Bacon’s Castle and the James River ferry

 

Colonial also visited the Wren Building, right here on William & Mary’s campus!  This is the original building of the College.  It has burned down three times, but always returned as a symbol of the College’s and Williamsburg’s continued persistence on the American stage.

 

 

Over on the Civil War side, it was to Richmond we went, specifically to Monumental Church and the homes of two early figures in the American legal scene.  Monumental Church was built on the site of Richmond Theater, which burned down in a tragic fire in 1811.  Over 70 people were killed, including leading members of Richmond society, and they were buried in a crypt which now sits beneath the church.  We were fortunate enough to go down into the dusty, dank depths and pay homage to the various victims.

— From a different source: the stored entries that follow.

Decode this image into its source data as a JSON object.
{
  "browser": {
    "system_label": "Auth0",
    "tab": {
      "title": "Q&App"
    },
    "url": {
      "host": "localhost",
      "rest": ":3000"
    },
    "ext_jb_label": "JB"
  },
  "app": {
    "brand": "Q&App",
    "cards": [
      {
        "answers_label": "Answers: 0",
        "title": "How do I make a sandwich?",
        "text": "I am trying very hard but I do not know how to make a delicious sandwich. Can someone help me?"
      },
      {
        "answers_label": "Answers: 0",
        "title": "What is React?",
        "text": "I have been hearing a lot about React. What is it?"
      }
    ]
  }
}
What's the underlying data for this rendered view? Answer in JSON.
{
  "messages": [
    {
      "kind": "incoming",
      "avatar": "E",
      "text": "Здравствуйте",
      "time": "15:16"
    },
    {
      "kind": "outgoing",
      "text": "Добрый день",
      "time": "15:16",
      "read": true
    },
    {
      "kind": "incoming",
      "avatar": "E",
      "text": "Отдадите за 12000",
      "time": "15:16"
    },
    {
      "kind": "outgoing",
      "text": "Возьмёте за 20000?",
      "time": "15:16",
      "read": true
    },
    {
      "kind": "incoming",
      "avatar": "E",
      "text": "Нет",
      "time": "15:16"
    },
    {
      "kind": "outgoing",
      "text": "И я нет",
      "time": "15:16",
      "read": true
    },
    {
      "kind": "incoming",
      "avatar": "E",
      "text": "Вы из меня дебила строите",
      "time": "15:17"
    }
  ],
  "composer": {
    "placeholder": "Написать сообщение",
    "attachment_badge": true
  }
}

We then walked a couple of blocks to “Court End,” a Richmond neighborhood historically the home of — as you might guess — a considerable concentration of lawyers.  This included John Marshall, the pioneering Chief Justice of the Supreme Court, and John Wickham, a prominent attorney best known for defending Aaron Burr at his treason trial.  These men occupied a very similar place in society, yet their homes and personalities could not have been more different.  Marshall, who made the Supreme Court the equal third branch of government, was a laid-back individual who cared little about fashion and appearance, and his home reflects this by being in a very practical Federal style.  John Wickham, actually a British Loyalist his entire life, made a great effort to remind people how wealthy and proper he was, and this extends to his remarkable Neoclassical house.  Marshall and Wickham, however, despite their differences, were fast friends and went about establishing their power via similar means: nineteenth-century social networking.

Monumental Church and Court End

 

Late in the afternoon, both sections were treated to a talk by Mr. Dave Brown of the Fairfield Foundation.  He introduced the students to Fairfield, a seventeenth-century plantation manor that students can actually help excavate!  More on that to come.